Les 2016 rouges que nous avons bus sont d’une très grande qualité et Aubert de Villaine nous dit que le millésime 2016 sera le millésime le plus sous-estimé car il sera probablement plus grand que 2015, millésime encensé.

Le Montrachet Grand Cru Domaine de la Romanée Conti 2007 est servi car il n’y a pas de 2016. La grêle a permis à toute l’appellation de faire une très petite quantité qui a été vinifiée pour compte de tous les domaines par le Domaine Leflaive. Il ne sera pas commercialisé mais réparti entre les vignerons concernés. Le 2007 a déjà une couleur dorée qui s’explique par le léger botrytis que l’on ressent en bouche. Le nez est discret et la bouche est délicate. Ce n’est pas un vin tonitruant. Il a une belle matière mais pas de gras. Il est très subtil. Ses saveurs vont tous azimuts ce qui est assez exceptionnel. Aubert de Villaine le dit opulent mais je le trouve plutôt raffiné, jouant sur ses complexités. J’aime le raffinement de ses saveurs aériennes. Il a une belle acidité et de la fraîcheur. C’est un très grand vin.

Cette dégustation a été d’un niveau exceptionnel.

Selon la tradition nous nous retrouvons à quelques-uns à dîner dans la salle de restaurant de Grains Nobles, autour d’Aubert de Villaine, Bernard Burtschy et de Marie-Ange Gorbanevsky. La cuisine est très familiale avec des plats agréablement épicés. Le Champagne Cuvée des Caudalies de Sousa & Fils 1999 est du pur chardonnay de vignes de plus de cinquante ans, dégorgé en 2005. Il est très bien fait et de belle fraîcheur.

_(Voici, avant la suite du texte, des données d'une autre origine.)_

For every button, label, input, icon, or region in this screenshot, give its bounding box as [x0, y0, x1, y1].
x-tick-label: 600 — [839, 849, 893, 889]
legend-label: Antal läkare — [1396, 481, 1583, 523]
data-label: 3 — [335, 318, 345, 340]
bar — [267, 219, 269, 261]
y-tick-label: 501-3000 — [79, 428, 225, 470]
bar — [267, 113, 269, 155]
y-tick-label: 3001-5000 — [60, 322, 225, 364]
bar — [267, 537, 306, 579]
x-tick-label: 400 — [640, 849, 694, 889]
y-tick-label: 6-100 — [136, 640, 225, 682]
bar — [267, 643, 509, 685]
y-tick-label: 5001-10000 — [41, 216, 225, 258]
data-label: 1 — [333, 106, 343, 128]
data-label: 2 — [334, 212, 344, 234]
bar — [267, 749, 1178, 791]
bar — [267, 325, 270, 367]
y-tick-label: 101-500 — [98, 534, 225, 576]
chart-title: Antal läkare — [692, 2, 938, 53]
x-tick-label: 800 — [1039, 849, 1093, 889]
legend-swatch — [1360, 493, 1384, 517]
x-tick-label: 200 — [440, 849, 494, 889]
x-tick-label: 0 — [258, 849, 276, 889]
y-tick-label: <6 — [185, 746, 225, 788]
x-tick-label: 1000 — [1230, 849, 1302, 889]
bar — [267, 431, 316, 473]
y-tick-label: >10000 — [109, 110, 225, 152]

A côté de lui le Champagne Bollinger la Grande Année Bollinger 2002 se montre plus puissant, plus carré et cela est dû à la présence significative de pinot noir. Et les deux champagnes ne se combattent pas mais additionnent leurs talents, le de Sousa plus fluide et aérien, le Bollinger plus solide et incisif.

Le Corton Grand Cru Bouchard Père & Fils 2002 est servi après la dégustation des vins jeunes de la Romanée Conti aussi le passage est assez difficile, mais le vin s’en sort bien, d’un classicisme de bon aloi.

Le Sandrone Valmaggiore Nebbiolo d’Alba 2004, bien que d’une extraction moins noble que le Corton, est plus adapté à ce dîner et au délicieux bœuf mariné de longues heures. Il est simple, d’une belle mâche et riche, sans souci.

Le Quart de Chaume domaine des Baumard 1997 est d’une belle couleur dorée et peut accompagner les beaux fromages mais aussi le dessert mêlant fruit de la passion et des fruits jaunes, rouges et noirs. Il est vif et gourmand, ensoleillé et généreux.

J’ai apporté un Coteaux du Layon Marcel Leconte 1959 et j’ai commis l’erreur de ne pas l’ouvrir avant la dégustation de la Romanée Conti, car il se présente bouchonné, sans trop d’influence sur le goût, ce qui me laisse penser qu’avec trois ou quatre heures d’aération il aurait perdu ce défaut.

Ce repas sympathique d’après la présentation des derniers vins de la Romanée Conti mis en bouteilles est un moment d’amitié qui ajoute au plaisir d’une des plus belles dégustations de vins jeunes qui soit.